Axtell (now a postdoctoral scholar in Steinman's lab), Steinman and their colleagues were able to induce two superficially similar forms of EAE in mice by directing the myelin-attacking T cells to predominantly secrete either gamma-interferon or IL-17, respectively. The researchers found that beta-interferon improved the condition of animals whose EAE had been induced by gamma-interferon-secreting T cells, but exacerbated symptoms in those whose EAE had been induced by IL-17-secreting T cells.

Intrigued, the investigators turned to humans. Another postdoctoral scholar in the Steinman lab, Brigit deJong, MD, the study's second author, had previously been involved in research in Amsterdam in which multiple-sclerosis patients were treated with beta-interferon and meticulously followed up. The Stanford group obtained blood samples taken from 26 of these patients both before and about two years after the initiation of treatment. Without knowing which samples came from patients who had responded well or poorly to beta-interferon treatment, they went about measuring IL-17 levels in those samples.

Eventually, patients' follow-up histories were revealed to the researchers and their measured IL-17 levels were paired with their post-treatment progress. A clear pattern emerged. Measurements of a particular variety of IL-17, called IL-17F, clustered at either very high or very low levels in individual patients' blood. Those with very low detectable blood levels of IL-17F responded well to beta-interferon treatment, experiencing no relapses or instances of required steroids (to quickly shut down a malfunctioning immune system). But patients with very high IL-17F levels — about one out of three subjects — responded poorly by the same criteria. In fact, said Steinman, there is some evidence that beta-interferon actually worsened these patients' conditions.

Steinman cautioned that the results need to be confirmed in larger patient groups, in his lab as well as in others.
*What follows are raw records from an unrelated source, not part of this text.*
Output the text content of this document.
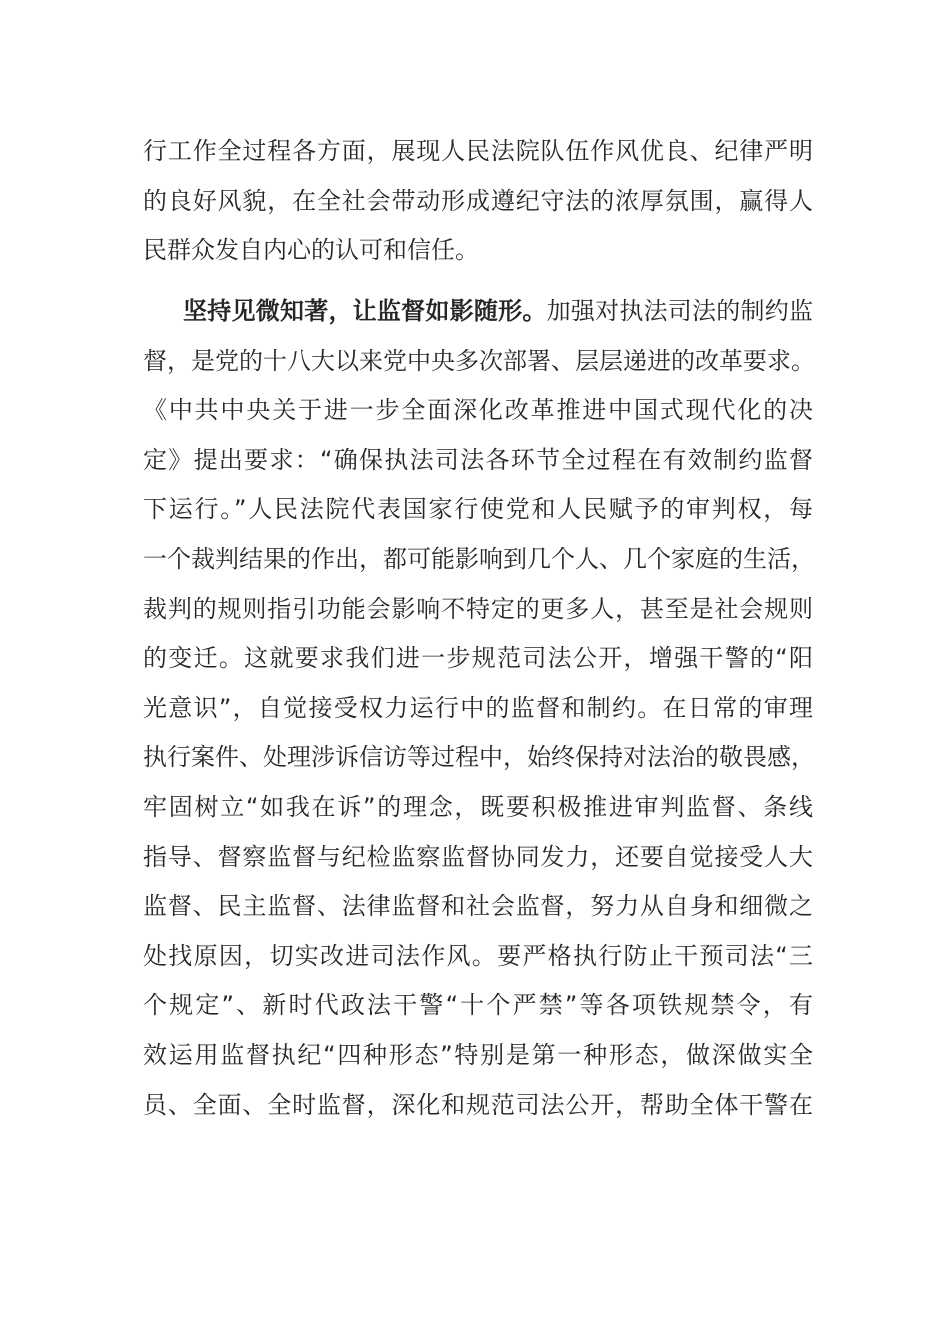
行工作全过程各方面，展现人民法院队伍作风优良、纪律严明
的良好风貌，在全社会带动形成遵纪守法的浓厚氛围，赢得人
民群众发自内心的认可和信任。
坚持见微知著，让监督如影随形。加强对执法司法的制约监
督，是党的十八大以来党中央多次部署、层层递进的改革要求。
《中共中央关于进一步全面深化改革推进中国式现代化的决
定》提出要求：“确保执法司法各环节全过程在有效制约监督
下运行。”人民法院代表国家行使党和人民赋予的审判权，每
一个裁判结果的作出，都可能影响到几个人、几个家庭的生活，
裁判的规则指引功能会影响不特定的更多人，甚至是社会规则
的变迁。这就要求我们进一步规范司法公开，增强干警的“阳
光意识”，自觉接受权力运行中的监督和制约。在日常的审理
执行案件、处理涉诉信访等过程中，始终保持对法治的敬畏感，
牢固树立“如我在诉”的理念，既要积极推进审判监督、条线
指导、督察监督与纪检监察监督协同发力，还要自觉接受人大
监督、民主监督、法律监督和社会监督，努力从自身和细微之
处找原因，切实改进司法作风。要严格执行防止干预司法“三
个规定”、新时代政法干警“十个严禁”等各项铁规禁令，有
效运用监督执纪“四种形态”特别是第一种形态，做深做实全
员、全面、全时监督，深化和规范司法公开，帮助全体干警在
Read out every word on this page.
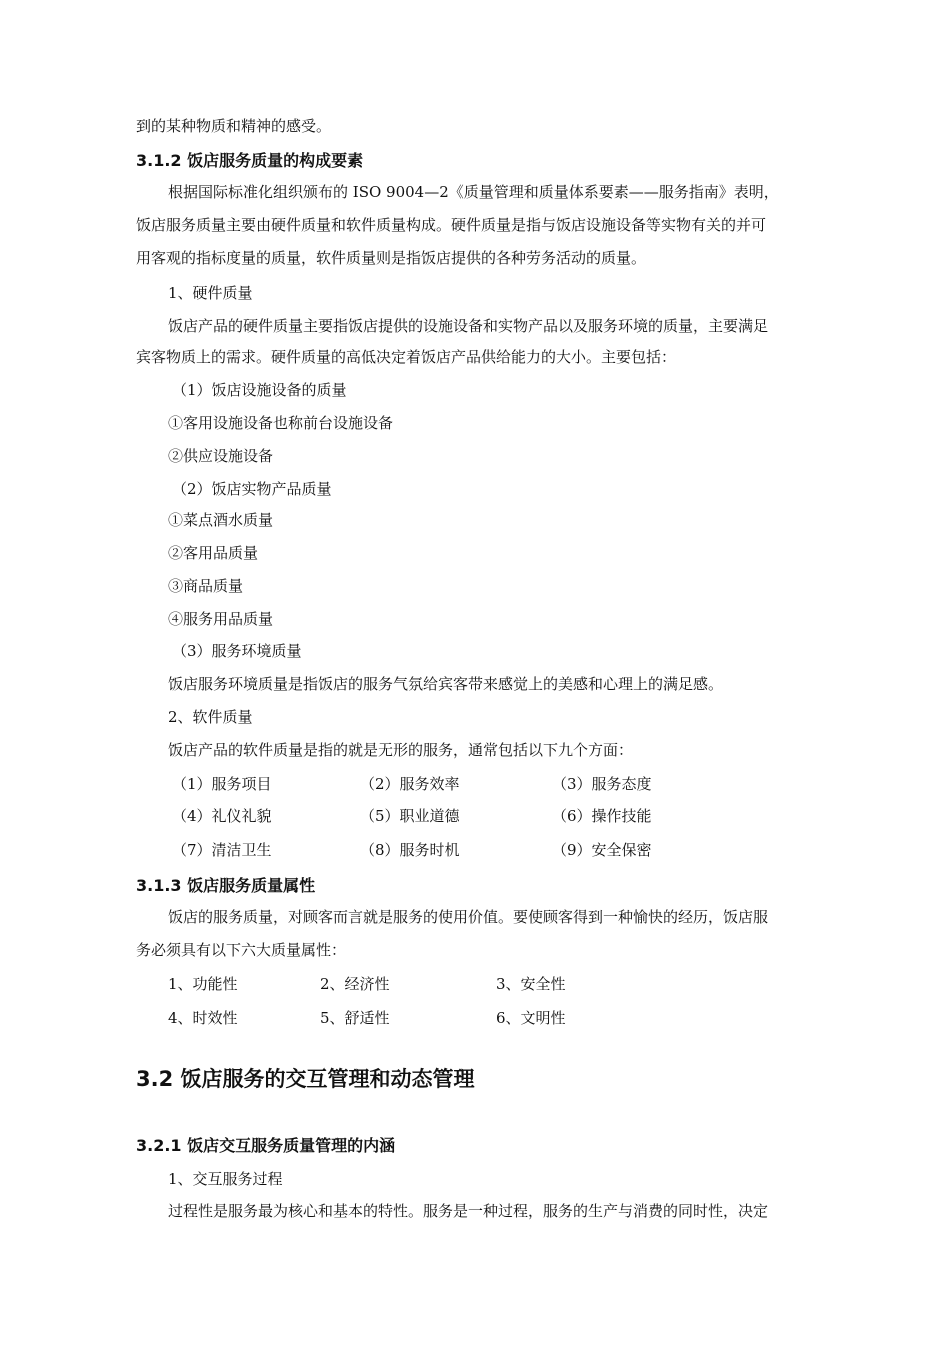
到的某种物质和精神的感受。
3.1.2 饭店服务质量的构成要素
根据国际标准化组织颁布的 ISO 9004—2《质量管理和质量体系要素——服务指南》表明，
饭店服务质量主要由硬件质量和软件质量构成。硬件质量是指与饭店设施设备等实物有关的并可
用客观的指标度量的质量，软件质量则是指饭店提供的各种劳务活动的质量。
1、硬件质量
饭店产品的硬件质量主要指饭店提供的设施设备和实物产品以及服务环境的质量，主要满足
宾客物质上的需求。硬件质量的高低决定着饭店产品供给能力的大小。主要包括：
（1）饭店设施设备的质量
①客用设施设备也称前台设施设备
②供应设施设备
（2）饭店实物产品质量
①菜点酒水质量
②客用品质量
③商品质量
④服务用品质量
（3）服务环境质量
饭店服务环境质量是指饭店的服务气氛给宾客带来感觉上的美感和心理上的满足感。
2、软件质量
饭店产品的软件质量是指的就是无形的服务，通常包括以下九个方面：
（1）服务项目	（2）服务效率	（3）服务态度
（4）礼仪礼貌	（5）职业道德	（6）操作技能
（7）清洁卫生	（8）服务时机	（9）安全保密
3.1.3 饭店服务质量属性
饭店的服务质量，对顾客而言就是服务的使用价值。要使顾客得到一种愉快的经历，饭店服
务必须具有以下六大质量属性：
1、功能性	2、经济性	3、安全性
4、时效性	5、舒适性	6、文明性
3.2 饭店服务的交互管理和动态管理
3.2.1 饭店交互服务质量管理的内涵
1、交互服务过程
过程性是服务最为核心和基本的特性。服务是一种过程，服务的生产与消费的同时性，决定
But, he said, "I think this has the potential to transform the way we take care of people with multiple sclerosis." He said a simple, already available blood test could spare many patients the inconvenience and side effects — and spare the health-care system the expense — of a drug that most likely won't do any good. "The other side of the coin is that beta-interferon, if it's given only to those who are predisposed to respond to it, could turn out to be a far better drug than we ever imagined."

Although Steinman and his colleagues do not stand to benefit in any direct way from this work, Stanford University's Office of Technology Licensing has filed a patent application on the use of the blood test. Earlier work by Steinman, proceeding from animal models to clinical trials, led to the development of another blockbuster multiple-sclerosis drug, natalizumab, marketed under the trade name Tysabri.